The journey continues: QgsArrowIterator is now merged! This makes it possible to iterate over QgsFeatures as Arrow batches.
This is where we are now, quoting Dewey Dunnington:
import geopandas
from nanoarrow.c_array import allocate_c_array
import qgis
from qgis.core import QgsVectorLayer
# Create a vector layer
layer = QgsVectorLayer("tests/testdata/zonalstatistics/polys.shp", "layer_name", "ogr")
schema = qgis.core.QgsArrowIterator.inferSchema(layer)
it = qgis.core.QgsArrowIterator(layer.getFeatures())
it.setSchema(schema, 1)
c_array = allocate_c_array()
schema.exportToAddress(c_array.schema._addr())

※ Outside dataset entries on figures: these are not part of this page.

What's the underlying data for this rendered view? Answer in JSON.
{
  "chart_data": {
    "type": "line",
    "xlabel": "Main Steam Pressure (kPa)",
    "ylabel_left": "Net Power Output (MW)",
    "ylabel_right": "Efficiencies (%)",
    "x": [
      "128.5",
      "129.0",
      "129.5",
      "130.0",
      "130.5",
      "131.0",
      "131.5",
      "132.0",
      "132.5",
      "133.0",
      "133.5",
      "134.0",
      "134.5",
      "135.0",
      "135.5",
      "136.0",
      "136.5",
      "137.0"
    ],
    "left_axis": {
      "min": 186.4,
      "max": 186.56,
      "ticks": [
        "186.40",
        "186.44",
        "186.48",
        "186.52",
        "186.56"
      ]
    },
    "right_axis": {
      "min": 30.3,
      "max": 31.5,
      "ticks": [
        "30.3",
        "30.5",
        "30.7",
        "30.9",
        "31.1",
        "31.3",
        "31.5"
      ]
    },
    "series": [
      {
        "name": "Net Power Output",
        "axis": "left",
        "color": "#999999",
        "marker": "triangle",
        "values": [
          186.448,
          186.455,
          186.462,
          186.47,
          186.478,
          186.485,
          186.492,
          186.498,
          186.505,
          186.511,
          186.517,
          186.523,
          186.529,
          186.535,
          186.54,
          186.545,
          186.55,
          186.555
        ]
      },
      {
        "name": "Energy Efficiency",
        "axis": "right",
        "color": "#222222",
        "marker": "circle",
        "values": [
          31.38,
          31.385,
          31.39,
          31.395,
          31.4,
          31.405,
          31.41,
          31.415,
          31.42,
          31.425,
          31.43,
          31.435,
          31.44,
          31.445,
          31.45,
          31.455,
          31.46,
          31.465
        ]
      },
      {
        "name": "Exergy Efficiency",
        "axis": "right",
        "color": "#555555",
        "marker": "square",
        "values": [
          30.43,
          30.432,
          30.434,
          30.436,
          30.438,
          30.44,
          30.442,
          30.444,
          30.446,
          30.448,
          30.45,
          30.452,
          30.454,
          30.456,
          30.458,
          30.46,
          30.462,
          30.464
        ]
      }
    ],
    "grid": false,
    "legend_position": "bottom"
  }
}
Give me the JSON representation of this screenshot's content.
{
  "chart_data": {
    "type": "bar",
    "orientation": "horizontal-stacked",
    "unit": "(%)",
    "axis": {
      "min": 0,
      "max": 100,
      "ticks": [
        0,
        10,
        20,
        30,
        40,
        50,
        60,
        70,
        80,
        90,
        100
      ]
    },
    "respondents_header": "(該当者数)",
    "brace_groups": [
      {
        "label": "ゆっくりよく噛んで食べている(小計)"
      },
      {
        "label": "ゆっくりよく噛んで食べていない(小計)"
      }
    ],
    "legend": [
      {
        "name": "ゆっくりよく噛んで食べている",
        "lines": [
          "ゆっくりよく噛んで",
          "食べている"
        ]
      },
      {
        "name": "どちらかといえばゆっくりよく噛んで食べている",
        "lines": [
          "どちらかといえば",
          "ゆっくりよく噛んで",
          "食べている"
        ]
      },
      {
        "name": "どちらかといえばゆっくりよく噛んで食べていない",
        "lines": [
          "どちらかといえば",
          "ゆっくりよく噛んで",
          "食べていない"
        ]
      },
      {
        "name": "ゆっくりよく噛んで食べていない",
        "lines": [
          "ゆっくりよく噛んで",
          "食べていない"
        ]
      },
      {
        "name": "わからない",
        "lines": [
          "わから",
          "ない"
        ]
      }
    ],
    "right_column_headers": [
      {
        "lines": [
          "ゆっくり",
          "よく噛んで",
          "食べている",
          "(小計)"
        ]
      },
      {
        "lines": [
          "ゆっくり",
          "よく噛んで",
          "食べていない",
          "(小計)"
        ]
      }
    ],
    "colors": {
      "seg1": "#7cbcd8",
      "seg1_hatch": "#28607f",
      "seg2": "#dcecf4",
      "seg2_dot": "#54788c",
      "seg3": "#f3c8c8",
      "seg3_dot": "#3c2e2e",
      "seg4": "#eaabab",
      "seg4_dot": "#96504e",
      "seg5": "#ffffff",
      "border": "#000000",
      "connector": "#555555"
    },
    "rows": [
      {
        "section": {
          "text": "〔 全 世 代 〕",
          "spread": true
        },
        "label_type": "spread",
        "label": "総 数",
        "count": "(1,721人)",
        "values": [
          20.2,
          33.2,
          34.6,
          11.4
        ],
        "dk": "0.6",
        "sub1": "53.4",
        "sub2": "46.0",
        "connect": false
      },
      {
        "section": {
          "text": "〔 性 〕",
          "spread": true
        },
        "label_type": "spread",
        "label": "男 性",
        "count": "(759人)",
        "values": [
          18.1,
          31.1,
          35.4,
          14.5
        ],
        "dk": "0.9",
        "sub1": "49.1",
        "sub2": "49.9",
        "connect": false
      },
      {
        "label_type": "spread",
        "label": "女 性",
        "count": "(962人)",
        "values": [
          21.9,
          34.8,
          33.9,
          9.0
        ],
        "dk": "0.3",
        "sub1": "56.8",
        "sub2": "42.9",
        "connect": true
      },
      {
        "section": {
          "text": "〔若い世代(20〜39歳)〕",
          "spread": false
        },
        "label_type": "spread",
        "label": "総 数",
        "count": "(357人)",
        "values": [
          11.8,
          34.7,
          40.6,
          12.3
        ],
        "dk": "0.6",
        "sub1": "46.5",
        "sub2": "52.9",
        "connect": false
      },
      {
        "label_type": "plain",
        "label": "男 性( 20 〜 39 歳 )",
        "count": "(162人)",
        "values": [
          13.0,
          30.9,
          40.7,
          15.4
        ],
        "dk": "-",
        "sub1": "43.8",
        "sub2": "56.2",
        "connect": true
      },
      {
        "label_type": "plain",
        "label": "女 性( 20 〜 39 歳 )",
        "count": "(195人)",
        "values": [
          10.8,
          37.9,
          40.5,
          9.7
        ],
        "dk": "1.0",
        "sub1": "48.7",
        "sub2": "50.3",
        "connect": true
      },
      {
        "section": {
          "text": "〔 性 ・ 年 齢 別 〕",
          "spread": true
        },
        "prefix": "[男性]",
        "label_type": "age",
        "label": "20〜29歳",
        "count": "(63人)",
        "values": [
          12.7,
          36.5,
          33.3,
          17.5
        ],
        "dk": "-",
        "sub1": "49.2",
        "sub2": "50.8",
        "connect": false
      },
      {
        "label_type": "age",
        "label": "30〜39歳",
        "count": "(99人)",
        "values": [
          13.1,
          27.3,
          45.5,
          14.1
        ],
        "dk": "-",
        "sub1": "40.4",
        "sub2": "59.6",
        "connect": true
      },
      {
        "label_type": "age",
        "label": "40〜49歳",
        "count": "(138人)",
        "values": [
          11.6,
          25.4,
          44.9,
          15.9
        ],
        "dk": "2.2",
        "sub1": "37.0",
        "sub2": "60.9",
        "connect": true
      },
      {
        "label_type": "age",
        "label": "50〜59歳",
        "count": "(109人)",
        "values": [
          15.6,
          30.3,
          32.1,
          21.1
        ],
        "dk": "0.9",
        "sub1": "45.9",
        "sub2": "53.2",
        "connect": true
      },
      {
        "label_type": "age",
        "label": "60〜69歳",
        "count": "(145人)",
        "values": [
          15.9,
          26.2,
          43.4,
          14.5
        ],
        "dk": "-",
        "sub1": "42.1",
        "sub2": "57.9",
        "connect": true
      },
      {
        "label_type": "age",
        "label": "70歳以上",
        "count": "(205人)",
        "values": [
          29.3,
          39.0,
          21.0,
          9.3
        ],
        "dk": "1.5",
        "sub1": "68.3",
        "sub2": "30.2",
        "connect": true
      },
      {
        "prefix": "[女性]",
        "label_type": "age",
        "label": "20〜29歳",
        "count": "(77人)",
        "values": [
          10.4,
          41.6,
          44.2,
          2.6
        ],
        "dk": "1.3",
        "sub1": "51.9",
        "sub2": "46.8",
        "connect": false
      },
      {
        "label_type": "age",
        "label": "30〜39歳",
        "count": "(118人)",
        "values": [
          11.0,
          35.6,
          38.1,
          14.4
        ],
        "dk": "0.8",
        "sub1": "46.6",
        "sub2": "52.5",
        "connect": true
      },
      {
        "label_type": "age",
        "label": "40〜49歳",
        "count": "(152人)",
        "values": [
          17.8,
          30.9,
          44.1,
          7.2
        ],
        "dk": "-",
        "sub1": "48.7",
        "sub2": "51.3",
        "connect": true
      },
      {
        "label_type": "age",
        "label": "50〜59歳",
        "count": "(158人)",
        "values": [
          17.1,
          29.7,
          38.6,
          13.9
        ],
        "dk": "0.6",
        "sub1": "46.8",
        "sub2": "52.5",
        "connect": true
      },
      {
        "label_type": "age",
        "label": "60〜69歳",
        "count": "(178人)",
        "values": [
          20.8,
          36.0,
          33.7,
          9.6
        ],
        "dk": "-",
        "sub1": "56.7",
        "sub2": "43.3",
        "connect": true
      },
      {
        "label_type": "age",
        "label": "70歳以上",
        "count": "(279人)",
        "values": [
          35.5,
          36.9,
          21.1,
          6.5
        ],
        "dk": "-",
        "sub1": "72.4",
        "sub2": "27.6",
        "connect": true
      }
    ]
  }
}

it.nextFeatures(5, c_array._addr())
print(geopandas.GeoDataFrame.from_arrow(c_array))
#> lev3_name geometry
#> 0 poly_1 MULTIPOLYGON (((100.37934 -0.96049, 100.37934 ...
#> 1 poly_2 MULTIPOLYGON (((100.37944 -0.96044, 100.37955 ...
#> 2 poly_3 MULTIPOLYGON (((100.37938 -0.96049, 100.37949 ...
print(geopandas.read_file("tests/testdata/zonalstatistics/polys.shp"))
#> lev3_name geometry
#> 0 poly_1 POLYGON ((100.37934 -0.96049, 100.37934 -0.960...
#> 1 poly_2 POLYGON ((100.37944 -0.96044, 100.37955 -0.960...
#> 2 poly_3 POLYGON ((100.37938 -0.96049, 100.37949 -0.960...
Further improvements are already being planned. To quote from the ticket:
“The final state after this improvement would be a compact way for Arrow Python consumers like GeoPandas to ergonomically consume a layer. Maybe:
geopandas.GeoDataFrame.from_arrow(qgis_layer_object)
Or maybe:
geopandas.GeoDataFrame.from_arrow(qgis_layer_object.getArrowStream())
Looking forward to seeing this develop further.